El 15 de junio de 1977 la UCD de Suárez ganó las primeras elecciones democráticas. El 6 de diciembre de 1978 se aprobó por referendo la Constitución española, que significaría un antes y un después en el movimiento sindical. "La Carta Magna –apunta Garcia– reafirmó la institucionalización de los sindicatos, lo que propició el abandono del asamblearismo y la caída de la afiliación en beneficio de los delegados elegidos. Hoy impera el individualismo. Ya no existe la conciencia de clase de antes. Los sindicatos han perdido el componente socio-político de los primeros conflictos laborales individuales".
El año de la esperanza
Un protagonista activo de las históricas movilizaciones sociales de 1976 es Josep Vílchez Carreras, un mahonés que, siendo un niño, se trasladó a vivir a Palma.
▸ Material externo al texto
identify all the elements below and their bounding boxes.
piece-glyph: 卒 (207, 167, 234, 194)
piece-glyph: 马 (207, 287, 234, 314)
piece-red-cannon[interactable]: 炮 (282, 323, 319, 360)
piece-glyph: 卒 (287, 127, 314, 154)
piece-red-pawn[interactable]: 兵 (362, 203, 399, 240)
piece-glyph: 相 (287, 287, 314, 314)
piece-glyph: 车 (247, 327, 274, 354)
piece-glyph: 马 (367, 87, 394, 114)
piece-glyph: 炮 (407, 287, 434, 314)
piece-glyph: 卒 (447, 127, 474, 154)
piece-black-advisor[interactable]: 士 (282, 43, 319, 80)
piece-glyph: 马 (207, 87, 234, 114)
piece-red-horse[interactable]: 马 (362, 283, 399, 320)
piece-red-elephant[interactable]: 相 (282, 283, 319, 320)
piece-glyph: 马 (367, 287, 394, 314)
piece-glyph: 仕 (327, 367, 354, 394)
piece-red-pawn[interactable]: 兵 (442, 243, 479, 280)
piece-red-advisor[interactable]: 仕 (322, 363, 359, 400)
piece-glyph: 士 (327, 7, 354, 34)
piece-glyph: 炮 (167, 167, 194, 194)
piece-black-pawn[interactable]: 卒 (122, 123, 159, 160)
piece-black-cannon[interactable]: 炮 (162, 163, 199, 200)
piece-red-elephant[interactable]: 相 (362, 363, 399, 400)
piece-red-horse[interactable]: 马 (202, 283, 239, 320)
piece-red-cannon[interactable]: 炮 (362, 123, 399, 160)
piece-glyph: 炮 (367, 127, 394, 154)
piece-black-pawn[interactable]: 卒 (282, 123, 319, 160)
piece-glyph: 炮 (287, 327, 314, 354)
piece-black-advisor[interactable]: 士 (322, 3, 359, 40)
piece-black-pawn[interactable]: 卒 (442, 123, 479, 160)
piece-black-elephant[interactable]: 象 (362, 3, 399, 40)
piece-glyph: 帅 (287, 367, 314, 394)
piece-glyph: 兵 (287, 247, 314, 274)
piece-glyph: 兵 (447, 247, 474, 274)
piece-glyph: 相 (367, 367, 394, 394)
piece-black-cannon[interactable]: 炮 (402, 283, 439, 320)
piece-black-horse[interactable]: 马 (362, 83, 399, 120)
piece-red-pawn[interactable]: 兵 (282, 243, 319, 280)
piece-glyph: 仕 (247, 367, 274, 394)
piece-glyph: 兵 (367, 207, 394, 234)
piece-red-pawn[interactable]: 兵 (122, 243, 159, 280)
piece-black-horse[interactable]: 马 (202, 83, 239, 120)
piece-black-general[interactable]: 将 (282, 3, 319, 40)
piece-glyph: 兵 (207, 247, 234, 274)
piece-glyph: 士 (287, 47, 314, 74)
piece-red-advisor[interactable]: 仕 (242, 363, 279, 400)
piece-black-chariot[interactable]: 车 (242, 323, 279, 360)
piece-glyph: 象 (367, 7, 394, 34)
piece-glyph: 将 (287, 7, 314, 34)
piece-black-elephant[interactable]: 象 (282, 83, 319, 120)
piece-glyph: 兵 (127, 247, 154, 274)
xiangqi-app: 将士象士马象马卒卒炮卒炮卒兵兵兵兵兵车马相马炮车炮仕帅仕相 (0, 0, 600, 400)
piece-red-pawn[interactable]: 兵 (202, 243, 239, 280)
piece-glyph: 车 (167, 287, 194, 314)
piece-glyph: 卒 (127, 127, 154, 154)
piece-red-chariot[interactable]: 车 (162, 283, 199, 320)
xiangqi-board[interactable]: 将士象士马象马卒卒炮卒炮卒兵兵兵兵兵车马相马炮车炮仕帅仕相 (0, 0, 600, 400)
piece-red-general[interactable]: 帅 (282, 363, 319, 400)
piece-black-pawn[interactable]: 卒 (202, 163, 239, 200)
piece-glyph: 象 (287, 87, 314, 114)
Entonces era un joven de 23 años, afiliado de CCOO, que trabajaba en el economato de un hotel de Illetes. "Ese año –dice– la Policía me detuvo cuatro veces, una de ellas el 12 de noviembre, durante la famosa primera huelga de ámbito estatal de la Transición. Todos teníamos mucha esperanza en la nueva etapa que empezaba". Vílchez pasó pocos días por comisaría. Peor suerte tuvieron otros militantes de izquierdas que a finales de 1976 entraron en la antigua prisión de Cas Capiscol de Ciutat. Fue el caso de Miquel López Crespí, Josep Capó, Jaume Obrador, Isidre Forteza y Ramon Molina. En diciembre quedarían en libertad gracias a la campaña 'En Navidad, todos en casa', orquestada a escala estatal por la mayoría de las fuerzas progresistas.
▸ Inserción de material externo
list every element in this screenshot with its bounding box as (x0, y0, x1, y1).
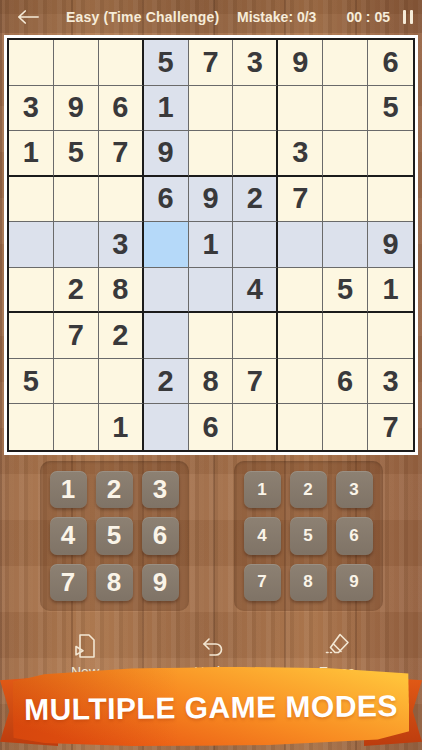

En 1976, Vílchez se implicó a fondo en las negociaciones de los convenios colectivos de hostelería. "El contexto –asegura– era bastante complicado. La crisis internacional del petróleo de 1973 había hecho mucho daño con parados y con una inflación disparada hasta el 24%. Los trabajadores estaban más unidos que nunca y no temían movilizarse para exigir la restitución de la democracia, que les permitiría tener más derechos". En octubre de 1977, cuatro meses después de las primeras elecciones generales, el flamante gobierno de Adolfo Suárez intentaría solucionar aquella delicada situación económica con los conocidos Pactos de la Moncloa, que firmarían los principales partidos políticos con la patronal.
Vílchez acabaría siendo secretario general del Partido Comunista Español (PCE) en Baleares (1985-1990) y presidente de Izquierda Unida (1986-1990). Aún tiene muy presente su militancia en la clandestinidad. El 2 de julio de 1976, siete meses después de la muerte del dictador, asistió al Teatro Balear de Palma en el primer mitin del PCE en todo el Estado. Aquel acto, que estuvo presidido por el dirigente comunista Ramón Tamames, era ilegal, puesto que la formación no se legalizó hasta abril de 1977. La Policía no se atrevió a intervenir ante la multitud congregada. A los seis meses, la tensión sería máxima con uno de los episodios más luctuosos de la Transición. El 24 de enero de 1977 cinco abogados laboralistas de Atocha (Madrid), relacionados con CCOO y el PCE, fueron asesinados por tres pistoleros fascistas.
El antiguo dirigente de CCOO se muestra decepcionado con la evolución del movimiento sindical, no sólo en España sino también en toda Europa. "Antes había más conciencia de clase. Ahora los sindicatos se han burocratizado. Aunque también se implican en las negociaciones de los convenios colectivos, están más centrados en ofrecer asesoramiento a problemas laborales individuales. Hoy los únicos sectores que cuando se movilizan dan miedo al Estado son los estratégicos, como los controladores aéreos o los trabajadores de los ferrocarriles".